I had already decided to make aliya at age nine, six years before I became religious thanks to my grandparents. (They themselves made aliya, but returned to the USA because they couldn't abide living so far from their children.) They bombarded their grandchildren with stories, postcards, and books about Israel throughout the year. Aged nine, I told my parents,"When I finish college, I am going to live in Israel." My parents were certain it was a phase that would pass. Thankfully it was not.
In the months leading up to the Gerush I participated in all the anti-expulsion demonstrations. Even though a alumni of the famed black hat Ponevitch Yeshiva, my husband asked me, "What will we say after 120 when we are asked in Shamayim what did we do for Eretz Yisrael??" I went to demonstrate; he sat and learned praying his zechuyot would help strengthen the fight to keep Gush Katif ours. Sadly, this was not standard practice for people in neighboorhoods such as mine. Tehillim for the Gush, yes; demonstrations, no.
The week following Tisha B'av was one of the most traumatic in my life. On the radio I heard distraught cries of many of my friends. For, the Ulpana where I teach has many teachers formerly from the Gush Katif settlements. The voices from the radio during those days will never be forgotten.
Aderet, an English speaker, moved to a settlement from Sederot two years before the expulsion. One grandmother was not told of her move; the other gave her a "shachpatz" (bulletproof vest) for her birthday!!!I recall hearing her cries as she was forcibly removed from her home in Morag.
Miriam and Shabtai Namburg were evicted from Yamit years ago before their second expulsion. Rav Shabtai was a Ram in Yeshivat Yamit. This couple ran an unofficial "Yad Eliezer," distributing cash and food to the needy for many years.
Smadar and her dear husband, Rav Gabi Kadosh lived through many trials during their lives while at Ganei Tal. Rav Gabi picked up a hitchhiker once who was shot dead from point blank range. How calmly the commentator spoke, "The Rav of Ganei Tal is now being led from his home...."

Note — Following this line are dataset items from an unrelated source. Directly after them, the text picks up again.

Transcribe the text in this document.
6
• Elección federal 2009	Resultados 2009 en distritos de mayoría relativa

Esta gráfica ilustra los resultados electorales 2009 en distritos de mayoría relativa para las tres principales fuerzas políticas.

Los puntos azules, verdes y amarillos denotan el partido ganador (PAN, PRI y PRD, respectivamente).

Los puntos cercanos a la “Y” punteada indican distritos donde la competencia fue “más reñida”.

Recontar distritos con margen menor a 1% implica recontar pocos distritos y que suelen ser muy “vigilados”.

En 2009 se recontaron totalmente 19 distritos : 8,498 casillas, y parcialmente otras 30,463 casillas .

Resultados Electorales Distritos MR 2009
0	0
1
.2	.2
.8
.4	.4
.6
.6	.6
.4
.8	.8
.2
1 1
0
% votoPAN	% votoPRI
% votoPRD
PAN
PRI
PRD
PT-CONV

Bat Oren Mazaki recieved a troubling phone call while on our Ulpana's school trip one spring. "Don't worry," (When someone says this you know you have reason to worry!)"but a patzmar mortar landed in your living room. Your children were there but Boruch Hashem, nobody was hurt." What took the cake was that after this attack on his way home from work, her husband's station wagon took a direct hit through its back window. Mercifully, the mortar lodged in the back of the driver's seat without exploding.

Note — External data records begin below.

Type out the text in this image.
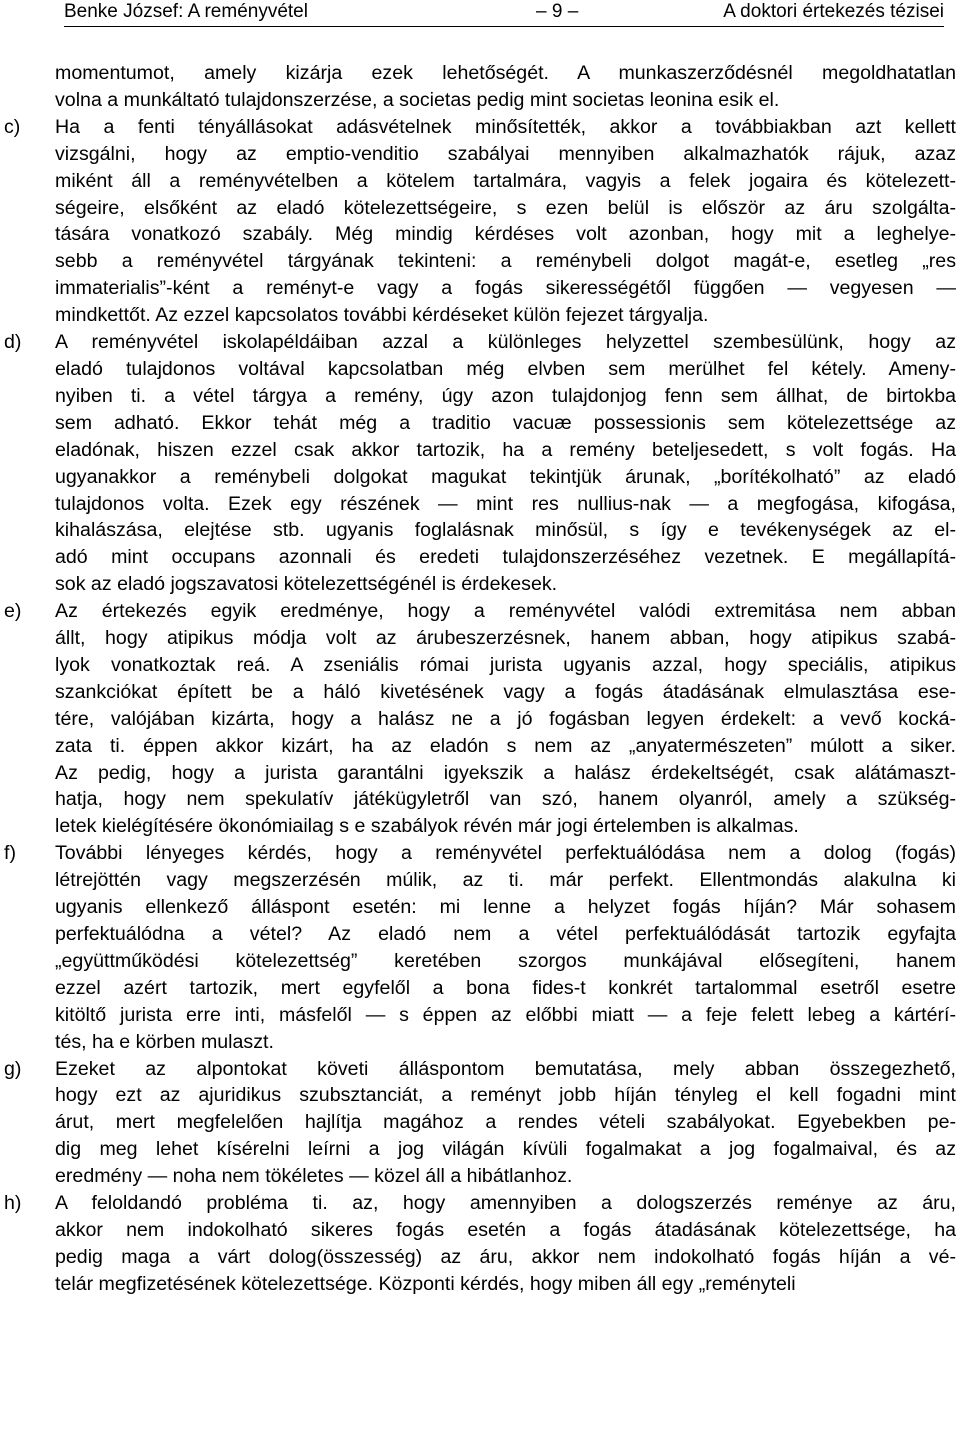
Benke József: A reményvétel	– 9 –	A doktori értekezés tézisei
momentumot, amely kizárja ezek lehetőségét. A munkaszerződésnél megoldhatatlan
volna a munkáltató tulajdonszerzése, a societas pedig mint societas leonina esik el.
c) Ha a fenti tényállásokat adásvételnek minősítették, akkor a továbbiakban azt kellett
vizsgálni, hogy az emptio-venditio szabályai mennyiben alkalmazhatók rájuk, azaz
miként áll a reményvételben a kötelem tartalmára, vagyis a felek jogaira és kötelezett-
ségeire, elsőként az eladó kötelezettségeire, s ezen belül is először az áru szolgálta-
tására vonatkozó szabály. Még mindig kérdéses volt azonban, hogy mit a leghelye-
sebb a reményvétel tárgyának tekinteni: a reménybeli dolgot magát-e, esetleg „res
immaterialis”-ként a reményt-e vagy a fogás sikerességétől függően — vegyesen —
mindkettőt. Az ezzel kapcsolatos további kérdéseket külön fejezet tárgyalja.
d) A reményvétel iskolapéldáiban azzal a különleges helyzettel szembesülünk, hogy az
eladó tulajdonos voltával kapcsolatban még elvben sem merülhet fel kétely. Ameny-
nyiben ti. a vétel tárgya a remény, úgy azon tulajdonjog fenn sem állhat, de birtokba
sem adható. Ekkor tehát még a traditio vacuæ possessionis sem kötelezettsége az
eladónak, hiszen ezzel csak akkor tartozik, ha a remény beteljesedett, s volt fogás. Ha
ugyanakkor a reménybeli dolgokat magukat tekintjük árunak, „borítékolható” az eladó
tulajdonos volta. Ezek egy részének — mint res nullius-nak — a megfogása, kifogása,
kihalászása, elejtése stb. ugyanis foglalásnak minősül, s így e tevékenységek az el-
adó mint occupans azonnali és eredeti tulajdonszerzéséhez vezetnek. E megállapítá-
sok az eladó jogszavatosi kötelezettségénél is érdekesek.
e) Az értekezés egyik eredménye, hogy a reményvétel valódi extremitása nem abban
állt, hogy atipikus módja volt az árubeszerzésnek, hanem abban, hogy atipikus szabá-
lyok vonatkoztak reá. A zseniális római jurista ugyanis azzal, hogy speciális, atipikus
szankciókat épített be a háló kivetésének vagy a fogás átadásának elmulasztása ese-
tére, valójában kizárta, hogy a halász ne a jó fogásban legyen érdekelt: a vevő kocká-
zata ti. éppen akkor kizárt, ha az eladón s nem az „anyatermészeten” múlott a siker.
Az pedig, hogy a jurista garantálni igyekszik a halász érdekeltségét, csak alátámaszt-
hatja, hogy nem spekulatív játékügyletről van szó, hanem olyanról, amely a szükség-
letek kielégítésére ökonómiailag s e szabályok révén már jogi értelemben is alkalmas.
f) További lényeges kérdés, hogy a reményvétel perfektuálódása nem a dolog (fogás)
létrejöttén vagy megszerzésén múlik, az ti. már perfekt. Ellentmondás alakulna ki
ugyanis ellenkező álláspont esetén: mi lenne a helyzet fogás híján? Már sohasem
perfektuálódna a vétel? Az eladó nem a vétel perfektuálódását tartozik egyfajta
„együttműködési kötelezettség” keretében szorgos munkájával elősegíteni, hanem
ezzel azért tartozik, mert egyfelől a bona fides-t konkrét tartalommal esetről esetre
kitöltő jurista erre inti, másfelől — s éppen az előbbi miatt — a feje felett lebeg a kártérí-
tés, ha e körben mulaszt.
g) Ezeket az alpontokat követi álláspontom bemutatása, mely abban összegezhető,
hogy ezt az ajuridikus szubsztanciát, a reményt jobb híján tényleg el kell fogadni mint
árut, mert megfelelően hajlítja magához a rendes vételi szabályokat. Egyebekben pe-
dig meg lehet kísérelni leírni a jog világán kívüli fogalmakat a jog fogalmaival, és az
eredmény — noha nem tökéletes — közel áll a hibátlanhoz.
h) A feloldandó probléma ti. az, hogy amennyiben a dologszerzés reménye az áru,
akkor nem indokolható sikeres fogás esetén a fogás átadásának kötelezettsége, ha
pedig maga a várt dolog(összesség) az áru, akkor nem indokolható fogás híján a vé-
telár megfizetésének kötelezettsége. Központi kérdés, hogy miben áll egy „reményteli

One of the things I could not accept at that time was the apathy of many people in our country. I would speak to folks here in Netivot begging them to join me at rallies. "Even if you are not pro-settler," I would argue, "be selfish! Think logically: if these brave people are no longer there in the Gush WE in Netivot will sustain rocket attacks." People looked at me as if I was crazy! I hate saying, "...told you so!"
So tonight, tired from the fast I brace myself emotionally for a difficult week. A week steeped in memories made even more poignant when I see the sad situation of so many of these dauntless settlers. Unemployed, many have used much of their meager compensation payments to keep food on their tables. Compenation settlemnets? What a joke- as if anything physical could possibly compensate them for the horror they endured!
Let us pray as one that next year at this hour we'll be drunk with elation. Dancing, leaping and singing in ecstasy at the Kotel Ha'maaravi with the coming of Mosiach, no longer in fear of yet another expulsion led by those blind with self-importance and drunk with narcissism.